He was so much more than a simple West Coast session guitarist.
There are an awful lot of very good guitarists, but only a few who could be said to be true masters of their instrument, and David Lindley, who died on Friday 3rd March aged 78 of an undisclosed illness, was one of that very select group of musicians. Fans of Jackson Browne, Dolly Parton, Ry Cooder, and Rod Stewart will be aware of him for the work he did with those artists, but he was so much more than an ace West Coast session guitarist with a musical career spanning the folk boom fuelled West Coast ‘60s bluegrass explosion, through psychedelia, ‘80s new wave roots rock and ultimately on to a very personal take on world music.
David Lindley was born on 21St March 1944, in San Marino, California, and he had access to his father’s extensive and eclectic collection of 78 rpm records, and he played a variety of stringed instruments throughout his childhood and adolescence. He was a five-time banjo champion in the California bluegrass scene that included Herb Pedersen, Chris Hillman, Jerry Garcia, Richard Greene, Clarence White and countless others, before forming Kaleidoscope with Chris Darrow in 1966. It has been said that Kaleidoscope were the first world music band and they certainly expanded the musical palette for other musicians. When they disbanded in 1970, David Lindley went to England to play with Terry Reid before joining up with Jackson Browne in 1972. He was integral to Jackson Browne’s sound, and their collaboration peaked with 1977’s ‘Running On Empty’ with David Lindley featured on vocals on ‘Stay’. As well as working with Jackson Browne, David Lindley was reputedly playing 300 gigs a year supporting everyone from Crosby & Nash, Linda Ronstadt, and James Taylor, together with countless sessions. He also worked with Ry Cooder, primarily on Cooder’s soundtracks, though they did tour together and this was captured on ‘Cooder-Lindley Family Live At The Vienna Opera House’.
In 1981he put together El Rayo-X and released five records in the ‘80s. The albums not only demonstrated David Lindley’s musical eclecticism but also his humour and mixed good-time new wave rock & roll with various world rhythms and sounds. A key part of El Radio-X’s sound was the British drummer Ian Wallace and his unique hard-hitting style. Despite the quality of El Rayo-X’s recorded output they never had the commercial success they deserved and by the ‘90s David Lindley’s interest had moved to more overtly world music sounds. He recorded a number of albums with Henry Kaiser exploring the music of Madagascar and Norway, and a number of albums with Timbuk3 percussionist Wally Ingram that he released himself from his website. 2010’s ‘Love Is Strange: En Vivo Con Tino’ was recorded on a 2006 tour of Spain with Jackson Browne which saw the pair reinterpreting Browne’s songs for the 21st Century. His last solo record was 2007’s ‘Big Twang’ and with tracks like ‘Plethora Bouzoukia’, ‘Down In the Vatican Library’, Copperhead Road’, and ‘Where The Pine Tree Meets The Pine’ you get a good idea of what the listener could expect.

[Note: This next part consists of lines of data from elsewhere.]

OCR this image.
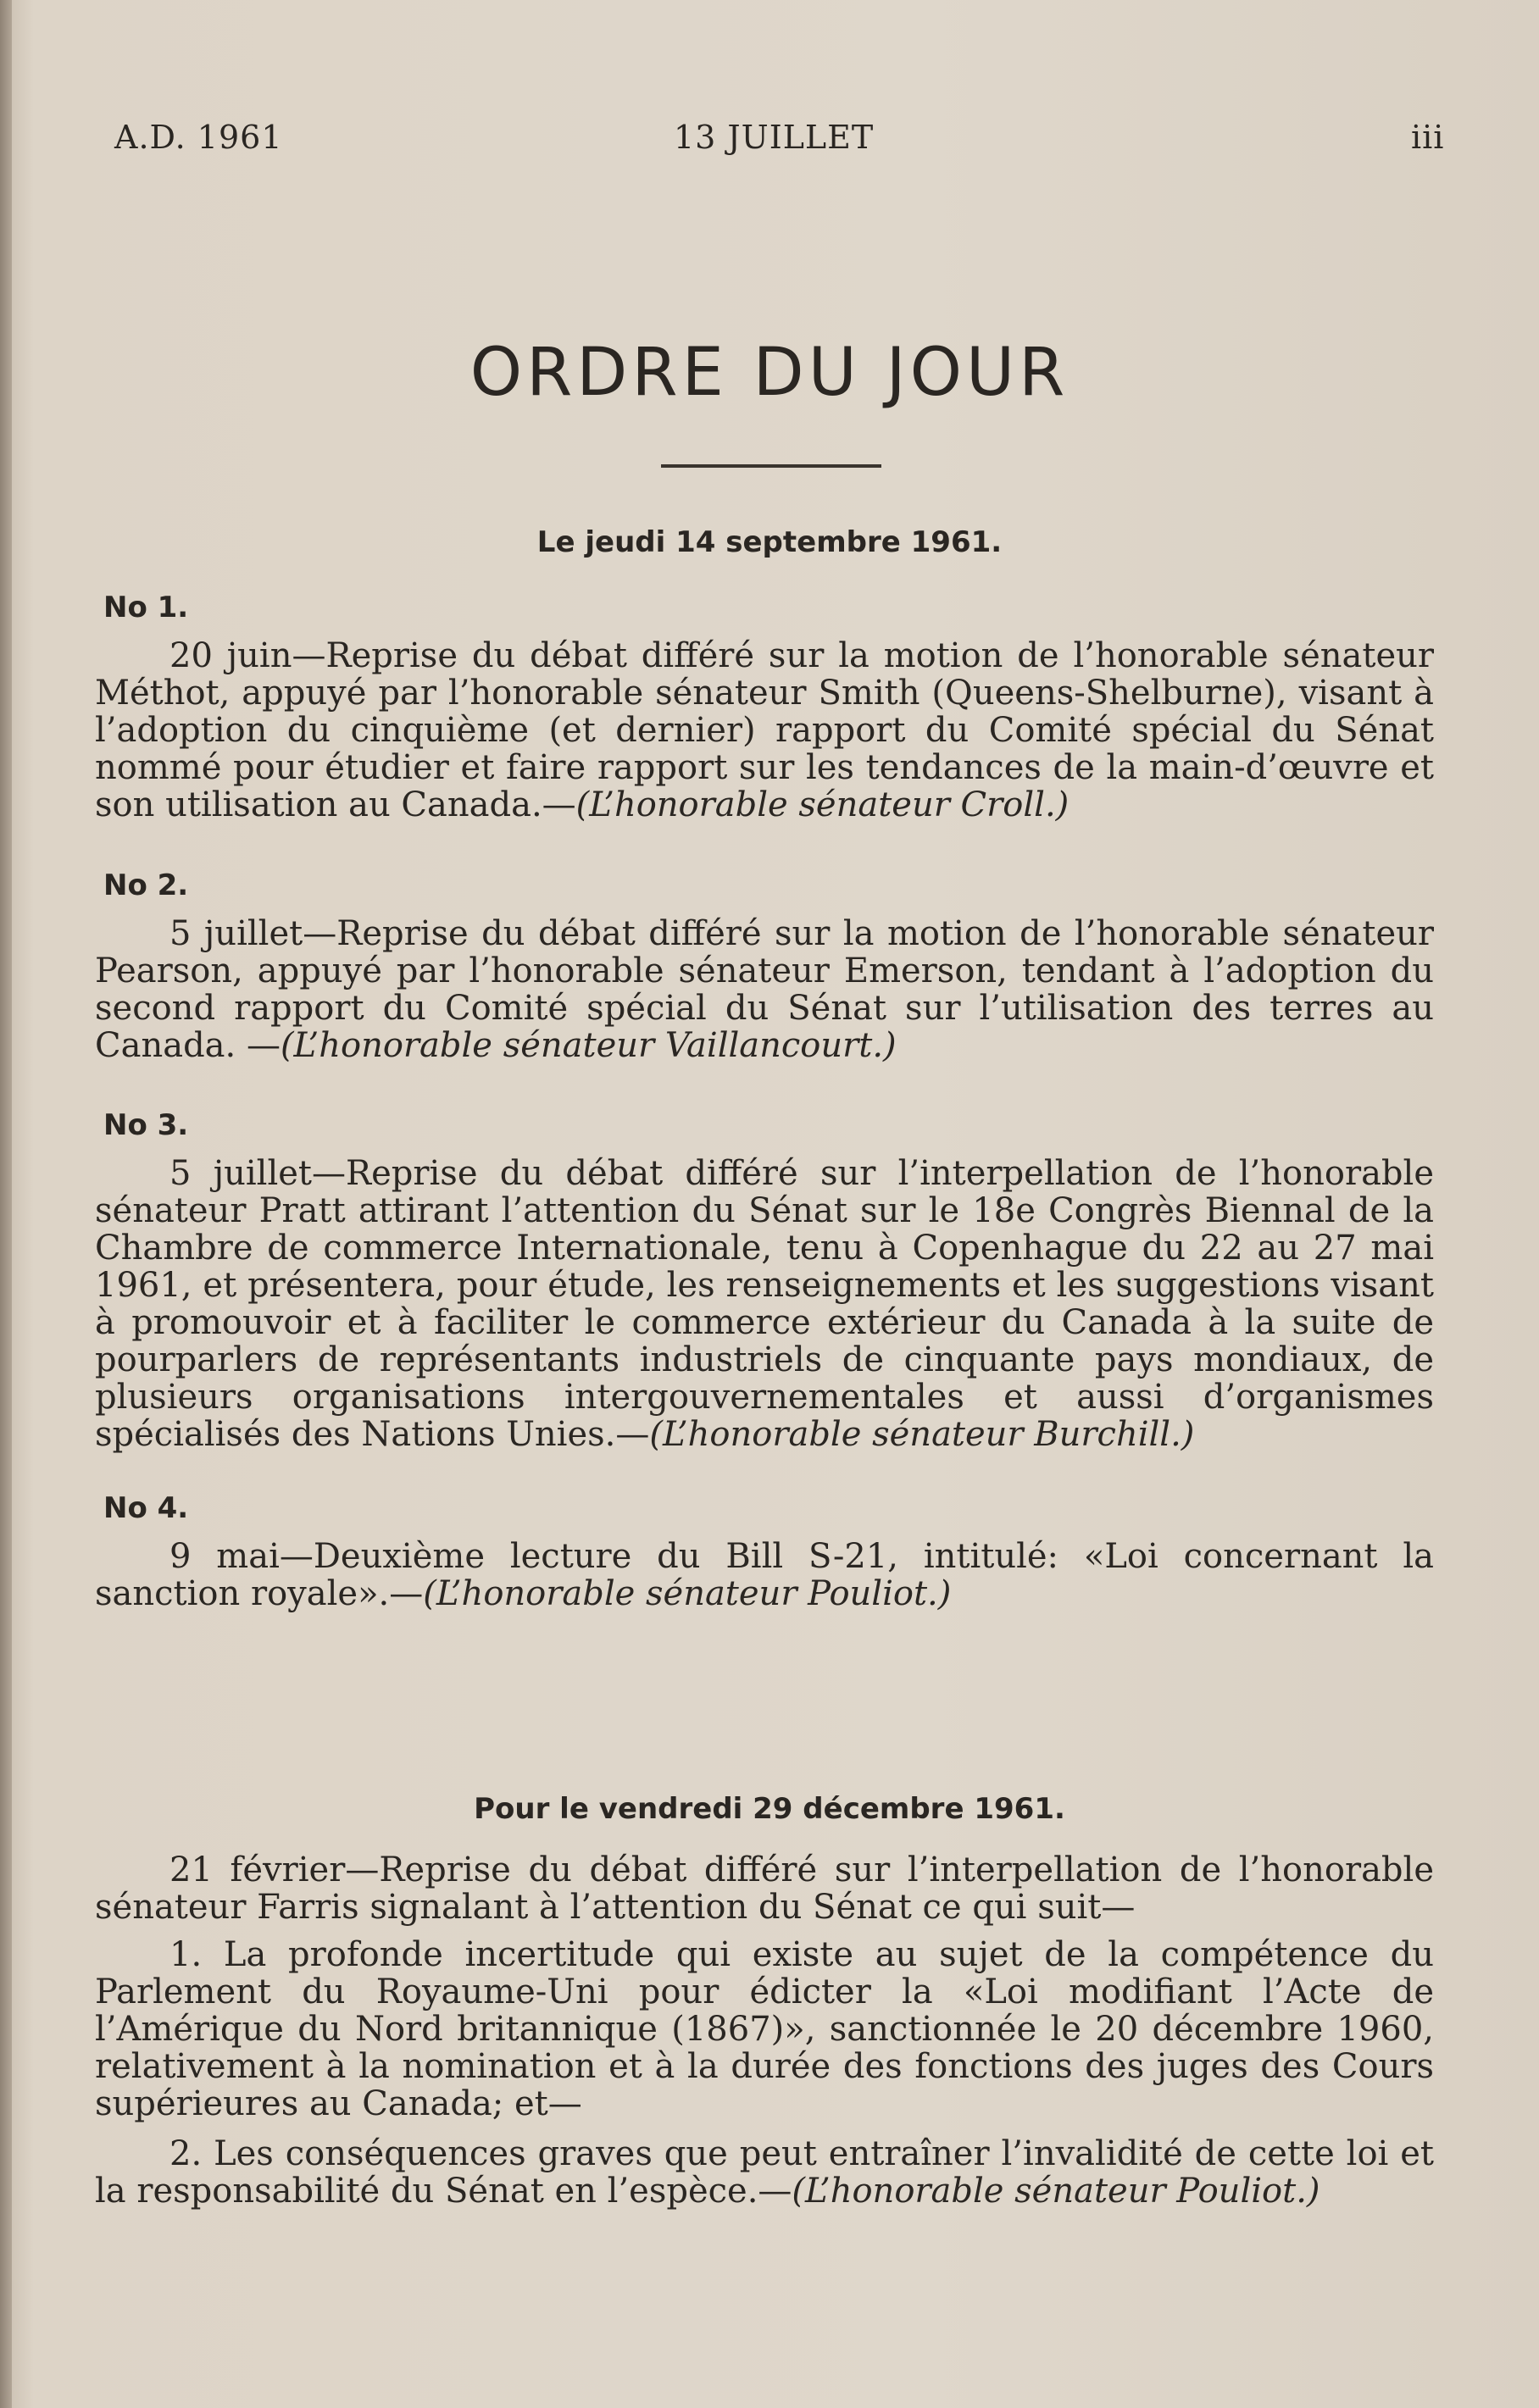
A.D. 1961	13 JUILLET	iii
ORDRE DU JOUR
Le jeudi 14 septembre 1961.
No 1.
20 juin—Reprise du débat différé sur la motion de l’honorable sénateur Méthot, appuyé par l’honorable sénateur Smith (Queens-Shelburne), visant à l’adoption du cinquième (et dernier) rapport du Comité spécial du Sénat nommé pour étudier et faire rapport sur les tendances de la main-d’œuvre et son utilisation au Canada.—(L’honorable sénateur Croll.)
No 2.
5 juillet—Reprise du débat différé sur la motion de l’honorable sénateur Pearson, appuyé par l’honorable sénateur Emerson, tendant à l’adoption du second rapport du Comité spécial du Sénat sur l’utilisation des terres au Canada. —(L’honorable sénateur Vaillancourt.)
No 3.
5 juillet—Reprise du débat différé sur l’interpellation de l’honorable sénateur Pratt attirant l’attention du Sénat sur le 18e Congrès Biennal de la Chambre de commerce Internationale, tenu à Copenhague du 22 au 27 mai 1961, et présentera, pour étude, les renseignements et les suggestions visant à promouvoir et à faciliter le commerce extérieur du Canada à la suite de pourparlers de représentants industriels de cinquante pays mondiaux, de plusieurs organisations intergouvernementales et aussi d’organismes spécialisés des Nations Unies.—(L’honorable sénateur Burchill.)
No 4.
9 mai—Deuxième lecture du Bill S-21, intitulé: «Loi concernant la sanction royale».—(L’honorable sénateur Pouliot.)
Pour le vendredi 29 décembre 1961.
21 février—Reprise du débat différé sur l’interpellation de l’honorable sénateur Farris signalant à l’attention du Sénat ce qui suit—
1. La profonde incertitude qui existe au sujet de la compétence du Parlement du Royaume-Uni pour édicter la «Loi modifiant l’Acte de l’Amérique du Nord britannique (1867)», sanctionnée le 20 décembre 1960, relativement à la nomination et à la durée des fonctions des juges des Cours supérieures au Canada; et—
2. Les conséquences graves que peut entraîner l’invalidité de cette loi et la responsabilité du Sénat en l’espèce.—(L’honorable sénateur Pouliot.)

While there are many individually great performances scattered across David Lindley’s work with other artists and his own solo recordings, his greatest achievement was to use his love of traditional music from across the world to bring new sounds to the studio and live performances. This is probably why Ry Cooder chose to work with him so extensively on his own soundtrack recordings in the ‘80s. Just case anyone has the idea that David Lindley was something of a dusty musicologist or old folkie, you have to remember his love of using cheap electric guitars as well as more exotic string instruments. His humour is very much in evidence in his solo work, particularly his reworking Huey Piano Smith’s ‘Rockin’ Pneumonia and the Boogie Woogie Flu’ as ‘Tu-Ber-Cu-Lucas and the Sinus Blues’, and his good-time rock & roll credentials are fully in evidence on Etta James’ ‘Something’s Got A Hold Of Me’. If all that isn’t enough, how could you not warm to someone who loved garish polyester clothes?
R.I.P David Lindley. We have lost another master.
Sadly so very true, Andy.
RIP The King Of Crimplene. Another original thinker gone.
You can just go for the shirt rather than the full suit to remember him by, Laurence.